Inoltre la Corte capitolina, ponendo alla base dell’acquisto del terreno da parte del Demanio il decreto pretorile di assegnazione che, quanto agli effetti sostanziali, ha natura di atto meramente negoziale, non ha considerato che il trasferimento avveniva nelle medesime condizioni in cui il bene era stato posseduto dal debitore esecutato, per cui avrebbe dovuto accertare l’effettivo contenuto e l’avvenuta trascrizione dell’atto di sottomissione del 1952 – che si assume dai ricorrenti riprodotto nei singoli atti di cessione dei lotti – per valutarne la opponibilità ai terzi, considerando che l’ultima traslazione delle particelle (OMISSIS) ben potrebbe essere equiparata quanto al tratto di strada de quo all’acquisto a non domino, per essere l’atto in questione intervenuto in un momento in cui l’originario proprietario e “lottizzatore”, Comm. A.A., poteva non avere più la disponibilità del bene medesimo (trasferito – in comproprietà – con i singoli atti di acquisto ai consorziati e pro-quota alla stessa Agenzia del Demanio).

Infatti la giurisprudenza di questa Corte è ormai saldamente orientata nel senso che “l’acquisto di un bene da parte dell’aggiudicatario in sede di esecuzione forzata, pur essendo indipendente dalla volontà del precedente proprietario, ricollegandosi a un provvedimento del giudice dell’esecuzione, ha natura di acquisto a titolo derivativo e non originario, in quanto si traduce nella trasmissione dello stesso diritto del debitore esecutato” (v. di recente, Cass. 22 settembre 2010 n. 20037).

Gli ulteriori tre motivi di ricorso, attenendo ad ulteriori profili di merito della vicenda, rimangono assorbiti dall’accoglimento del primo.

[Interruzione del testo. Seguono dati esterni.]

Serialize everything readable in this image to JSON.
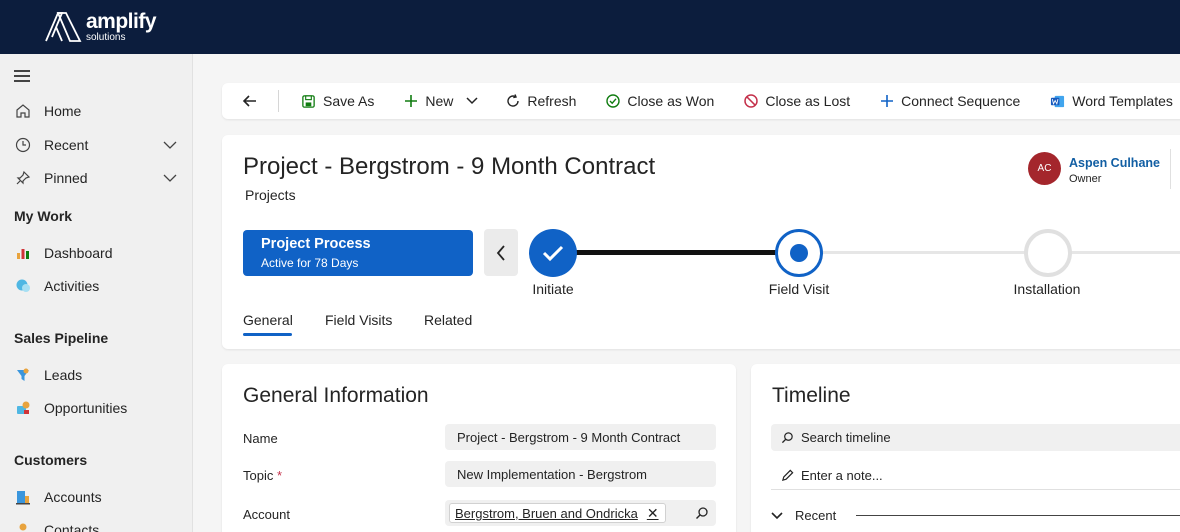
{
  "brand": {
    "name": "amplify",
    "tagline": "solutions"
  },
  "sidebar": {
    "items": [
      {
        "label": "Home"
      },
      {
        "label": "Recent"
      },
      {
        "label": "Pinned"
      }
    ],
    "sections": [
      {
        "title": "My Work",
        "items": [
          {
            "label": "Dashboard"
          },
          {
            "label": "Activities"
          }
        ]
      },
      {
        "title": "Sales Pipeline",
        "items": [
          {
            "label": "Leads"
          },
          {
            "label": "Opportunities"
          }
        ]
      },
      {
        "title": "Customers",
        "items": [
          {
            "label": "Accounts"
          },
          {
            "label": "Contacts"
          }
        ]
      }
    ]
  },
  "commandbar": {
    "save_as": "Save As",
    "new": "New",
    "refresh": "Refresh",
    "close_won": "Close as Won",
    "close_lost": "Close as Lost",
    "connect_sequence": "Connect Sequence",
    "word_templates": "Word Templates"
  },
  "record": {
    "title": "Project - Bergstrom - 9 Month Contract",
    "entity": "Projects",
    "owner": {
      "initials": "AC",
      "name": "Aspen Culhane",
      "role": "Owner"
    }
  },
  "process": {
    "name": "Project Process",
    "status": "Active for 78 Days",
    "stages": [
      {
        "label": "Initiate",
        "state": "complete"
      },
      {
        "label": "Field Visit",
        "state": "active"
      },
      {
        "label": "Installation",
        "state": "pending"
      }
    ]
  },
  "tabs": [
    {
      "label": "General",
      "selected": true
    },
    {
      "label": "Field Visits"
    },
    {
      "label": "Related"
    }
  ],
  "general": {
    "title": "General Information",
    "fields": {
      "name": {
        "label": "Name",
        "value": "Project - Bergstrom - 9 Month Contract"
      },
      "topic": {
        "label": "Topic",
        "required_mark": "*",
        "value": "New Implementation - Bergstrom"
      },
      "account": {
        "label": "Account",
        "value": "Bergstrom, Bruen and Ondricka"
      }
    }
  },
  "timeline": {
    "title": "Timeline",
    "search_placeholder": "Search timeline",
    "note_placeholder": "Enter a note...",
    "group": "Recent"
  },
  "colors": {
    "topbar": "#0c1d3d",
    "accent": "#1062c6",
    "avatar": "#a4262c"
  }
}
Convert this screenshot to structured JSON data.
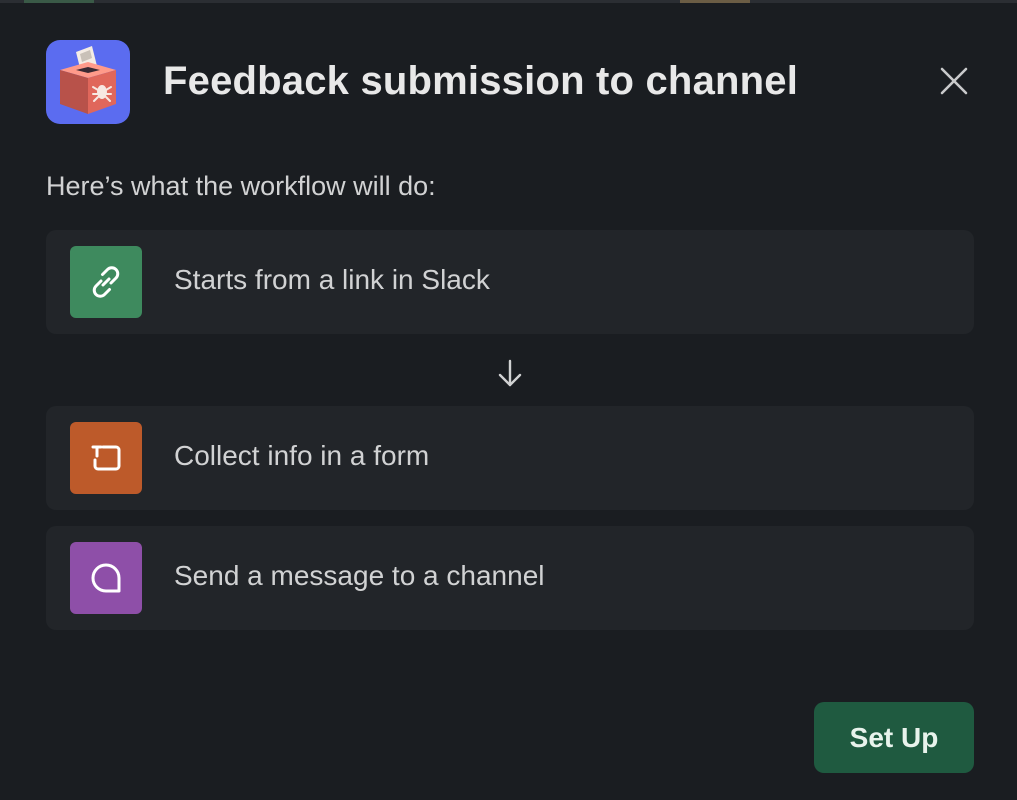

In accoglimento del ricorso, nei termini sopra illustrati, la sentenza impugnata va cassata con rinvio, anche per la liquidazione delle spese del presente giudizio, ad altra sezione della corte di appello di Roma che provvederà ad un nuovo esame della controversia in applicazione dei principi esposti.

PQM

La Corte, accoglie il primo motivo di ricorso, assorbiti i restanti;

cassa la sentenza impugnata e rinvia, anche per le spese del giudizio di Cassazione, ad altra sezione della Corte di appello di Roma.

Così deciso in Roma, nella Camera di consiglio della Sezione Seconda Civile, il 26 maggio 2016.